Ancienne villa romaine située dans la Campiña de la Dépression du Guadalquivir, une région de grande fertilité et d'abondance.
Étymologie
Le nom de Baena provient de Baius, nom d’un propriétaire romain, qui, à l’époque arabe, se transforma en Bayyana. À son tour, c’est la transcription du nom d’une des nombreuses villas romaines qui subsisterait jusqu’à l’époque wisigothique et que, au VIIe siècle, les envahisseurs arabes-berbères choisirent comme lieu d’installation, la fortifiant. Dans le territoire municipal de Baena, on trouve de nombreux vestiges ibéro-romains (Torreparedones, Izcar, colline de Minguillar, etc.).
Préhistoire et Antiquité
De nombreux témoignages archéologiques montrent l’implantation humaine dans la région depuis la préhistoire, notamment les sites datant de l’Âge du Métal, en plus de l’héritage culturel laissé par les Ibères, avec de nombreuses découvertes religieuses et funéraires (Parc archéologique de Torreparedones), parmi lesquelles se trouve la célèbre Leona de Baena, conservée au Musée archéologique national. Cette sculpture a été trouvée sur la colline du Minguillar, où l’on pense que se trouvait Iponoba, la ville ibérique mentionnée par Pline l’Ancien.

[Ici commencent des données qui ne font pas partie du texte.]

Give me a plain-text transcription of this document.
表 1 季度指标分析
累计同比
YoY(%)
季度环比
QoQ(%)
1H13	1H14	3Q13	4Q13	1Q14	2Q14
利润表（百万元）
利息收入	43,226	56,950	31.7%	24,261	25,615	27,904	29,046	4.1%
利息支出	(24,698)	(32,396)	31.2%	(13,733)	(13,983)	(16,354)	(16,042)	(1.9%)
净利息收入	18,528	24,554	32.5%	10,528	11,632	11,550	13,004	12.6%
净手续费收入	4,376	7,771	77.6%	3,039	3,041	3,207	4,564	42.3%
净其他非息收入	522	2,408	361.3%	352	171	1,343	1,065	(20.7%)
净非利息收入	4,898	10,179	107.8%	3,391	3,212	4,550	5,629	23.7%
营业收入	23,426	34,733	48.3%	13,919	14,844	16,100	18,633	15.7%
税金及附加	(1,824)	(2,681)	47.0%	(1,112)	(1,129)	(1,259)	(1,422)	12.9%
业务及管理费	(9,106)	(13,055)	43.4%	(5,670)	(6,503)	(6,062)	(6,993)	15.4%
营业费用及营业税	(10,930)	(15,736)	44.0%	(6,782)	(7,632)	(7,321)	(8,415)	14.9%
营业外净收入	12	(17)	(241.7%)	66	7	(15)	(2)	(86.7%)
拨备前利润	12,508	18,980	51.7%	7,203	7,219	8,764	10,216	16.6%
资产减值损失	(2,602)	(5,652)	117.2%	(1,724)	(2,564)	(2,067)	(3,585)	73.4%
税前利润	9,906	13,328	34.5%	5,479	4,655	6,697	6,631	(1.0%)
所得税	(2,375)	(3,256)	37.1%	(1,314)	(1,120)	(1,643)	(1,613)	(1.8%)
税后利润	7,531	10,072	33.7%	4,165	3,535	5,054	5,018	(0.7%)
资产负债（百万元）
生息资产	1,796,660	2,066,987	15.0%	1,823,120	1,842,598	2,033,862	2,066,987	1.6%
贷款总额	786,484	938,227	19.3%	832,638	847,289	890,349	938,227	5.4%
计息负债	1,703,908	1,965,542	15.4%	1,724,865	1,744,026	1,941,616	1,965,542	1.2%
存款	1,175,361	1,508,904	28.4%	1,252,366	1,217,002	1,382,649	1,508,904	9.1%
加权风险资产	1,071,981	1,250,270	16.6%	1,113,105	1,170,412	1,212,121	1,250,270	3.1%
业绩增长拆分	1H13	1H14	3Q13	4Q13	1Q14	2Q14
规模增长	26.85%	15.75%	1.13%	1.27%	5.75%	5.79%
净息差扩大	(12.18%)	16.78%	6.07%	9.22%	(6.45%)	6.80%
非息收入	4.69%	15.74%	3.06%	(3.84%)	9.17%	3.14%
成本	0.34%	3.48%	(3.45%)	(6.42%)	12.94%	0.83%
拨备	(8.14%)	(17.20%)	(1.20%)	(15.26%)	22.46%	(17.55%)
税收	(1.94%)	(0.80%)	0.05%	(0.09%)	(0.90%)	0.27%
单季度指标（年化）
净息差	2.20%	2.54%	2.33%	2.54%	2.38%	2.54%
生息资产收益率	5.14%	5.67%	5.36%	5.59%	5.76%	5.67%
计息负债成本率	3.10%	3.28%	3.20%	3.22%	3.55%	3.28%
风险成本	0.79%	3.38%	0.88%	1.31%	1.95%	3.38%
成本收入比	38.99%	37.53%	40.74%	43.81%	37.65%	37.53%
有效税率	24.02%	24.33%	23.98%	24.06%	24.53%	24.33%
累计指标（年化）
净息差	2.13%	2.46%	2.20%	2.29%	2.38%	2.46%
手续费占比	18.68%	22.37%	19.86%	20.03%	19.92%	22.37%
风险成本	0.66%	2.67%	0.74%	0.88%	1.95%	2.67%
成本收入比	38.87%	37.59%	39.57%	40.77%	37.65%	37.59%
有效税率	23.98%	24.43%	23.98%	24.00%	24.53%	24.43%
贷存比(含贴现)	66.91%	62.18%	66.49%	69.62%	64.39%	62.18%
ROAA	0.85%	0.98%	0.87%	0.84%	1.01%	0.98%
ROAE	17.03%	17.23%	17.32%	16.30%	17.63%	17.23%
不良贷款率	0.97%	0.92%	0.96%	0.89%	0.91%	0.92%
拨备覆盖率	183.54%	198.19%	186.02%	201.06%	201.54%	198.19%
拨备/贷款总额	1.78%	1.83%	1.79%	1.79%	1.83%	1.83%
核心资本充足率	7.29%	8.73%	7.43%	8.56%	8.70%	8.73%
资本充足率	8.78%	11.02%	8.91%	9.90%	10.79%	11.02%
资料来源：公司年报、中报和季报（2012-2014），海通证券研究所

Il n’est pas prouvé de manière définitive que les Romains aient distingué ce noyau de population sous le nom de Julia Regia ou Virtus Iulia pour l’aide qu’il apporta à Jules César lors de la bataille de Munda contre les fils de Pompée.
Il est possible que son emplacement actuel soit également dû à la civilisation musulmane : Baena a déplacé son emplacement dans le but d’en faire une ville forte contre l’ennemi, et elle a été dotée de l’Almedina, où ils ont construit le château, la mosquée (la dernière partie de celle-ci pourrait être le premier corps de l’église de Sainte-Marie la Majeure) et autour d’elle, une population composée de chefs militaires et de la noblesse locale.